No clear victor in Iran's week-long tug of war

The streets are quiet, but hard-liners and reformists are still wrestling for control.

The scale of violent protests during the past week in Iran has rocked the Islamic Republic. But it's still unclear what the final scorecard may turn out to be in the ongoing battle between hard-liners and moderate reformists.

Six days of pro-democracy student protest and riots - the largest public unrest since the 1979 Islamic revolution - gave way late on Tuesday to a massive security crackdown and a "unity rally" on Wednesday.

Called by senior clergy, an estimated 100,000 people reaffirmed support for the Islamic system. Portraits of Ayatollah Ruhollah Khomeini - who ushered in clerical rule with the Islamic revolution - and his successor Ayatollah Ali Khamenei were much in evidence. Posters of the reform-minded President Mohamad Khatami, ubiquitous during the student protest, were all but gone.

By yesterday, however, the streets were clear, the demonstrations apparently at an end.

"I think everybody will claim victory," says a Tehran-based Western diplomat. "For 24 hours it was good for the hard-liners, but if you step back you will see that this week was a very visible demonstration of people power. Taboos have been broken, and you can't put the genie back in the bottle."

"Any thinking person in the 'system' should now realize the extent of discontent and the need for some reforms," says another Western diplomat. "That may strengthen the president's position."

Hard-liners nevertheless sounded triumphant, and Mr. Khatami's agenda of restoring a civil society to Iran - and even opening up to the West and the United States - seemed to be put on hold at the moment.

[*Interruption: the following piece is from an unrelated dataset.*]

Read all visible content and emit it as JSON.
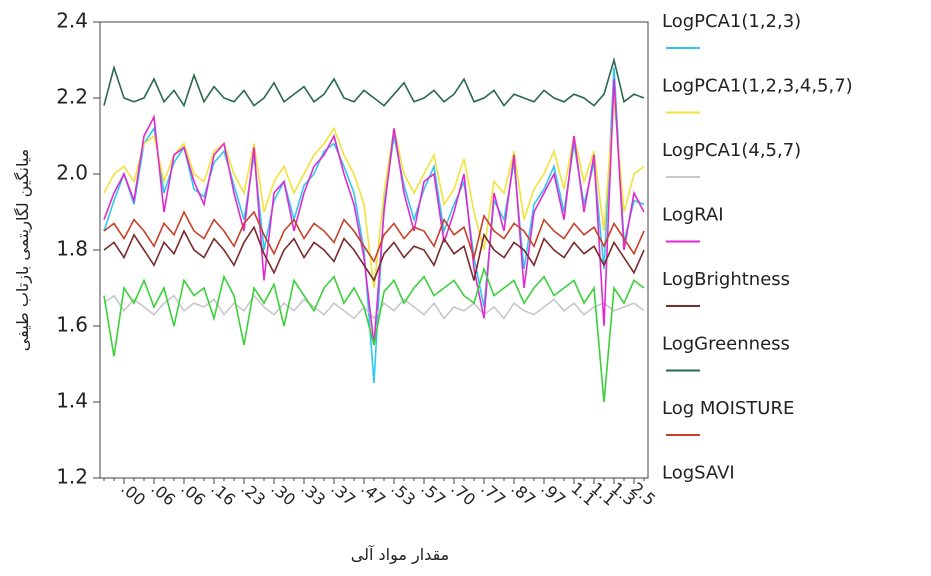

Speaking at the rally, Hassan Rouhani, secretary of Iran's top security body, blamed "bandits and saboteurs" for the violent clashes and declared: "The atmosphere of our society has been dirtied over the past few days.... Our revolution needs a sweeping cleanup and this will help advance the cause of the regime and the revolution."

Stance of Khatami

Even the popular Khatami, whose luster has dimmed in the eyes of many students by not acting decisively enough during the crisis, took a tough stance after the once-peaceful demonstrations devolved into riots.

Making a clear distinction between peaceful students and those who were behind the destruction of shops and the burning of cars, Khatami blamed people with "evil aims" and said, "we shall stand in their way."

In the past, Khatami's troubles with trying to reform Iran's political system - despite a 70 percent landslide mandate he was given by Iranian voters two years ago - have led to comparisons with Mikhail Gorbachev, the Soviet leader in the 1980s whose initial reforms eventually led to the collapse of the regime and took him along with it.

"One similarity is that neither of them wanted to destroy the system," says a European diplomat in Tehran with long experience in the Soviet Union. "Basically they want to maintain the status quo. They just want to have a more humane state."

For that reason, Khatami himself may have been surprised by the tone of the protests. "Khatami is rather conservative, and it must have been dismaying for him that people were shouting against the leader," says one of the Western diplomats.

"I wouldn't write Khatami off at this point, which is the inference of the Gorbachev analogy," he adds. "But it's really a watershed - that people felt confident enough to fight back and to shout these slogans. For a significant minority on the street, they didn't want reform; they wanted to change the system."

Where Iran goes from here

The importance of Iran's power struggle will become only more significant in the coming months, as Iranians prepare to vote in parliamentary elections in February. Hard-liners could lose their grip on this key institution if recent voting trends continue.

"People underestimate the force that public opinion has become and what a force the press has become," says a European diplomat. "There is unprecedented scrutiny, and it will be difficult to stop. It would be stupid for people to try, though some people will."

The riots "gave fuel to the hard-liners, but that doesn't mean it was a major setback," says Sadiq Zibakalam, a political scientist at the University of Tehran. "The things that caused the disturbances are still there, and they won't disappear just because there was a huge rally in support of the regime."

The prospects of a Khatami victory against the hard-liners in this episode had looked likely just a few days before, when political factions across Iran's right-weighted political spectrum sided with the students. But Iranians and diplomats alike say that extremists on both sides saw advantage in more violence.

"There were lots of thugs bent on creating as much damage as possible," says a diplomat. They "were right-wing thugs hoping to create the impression of instability."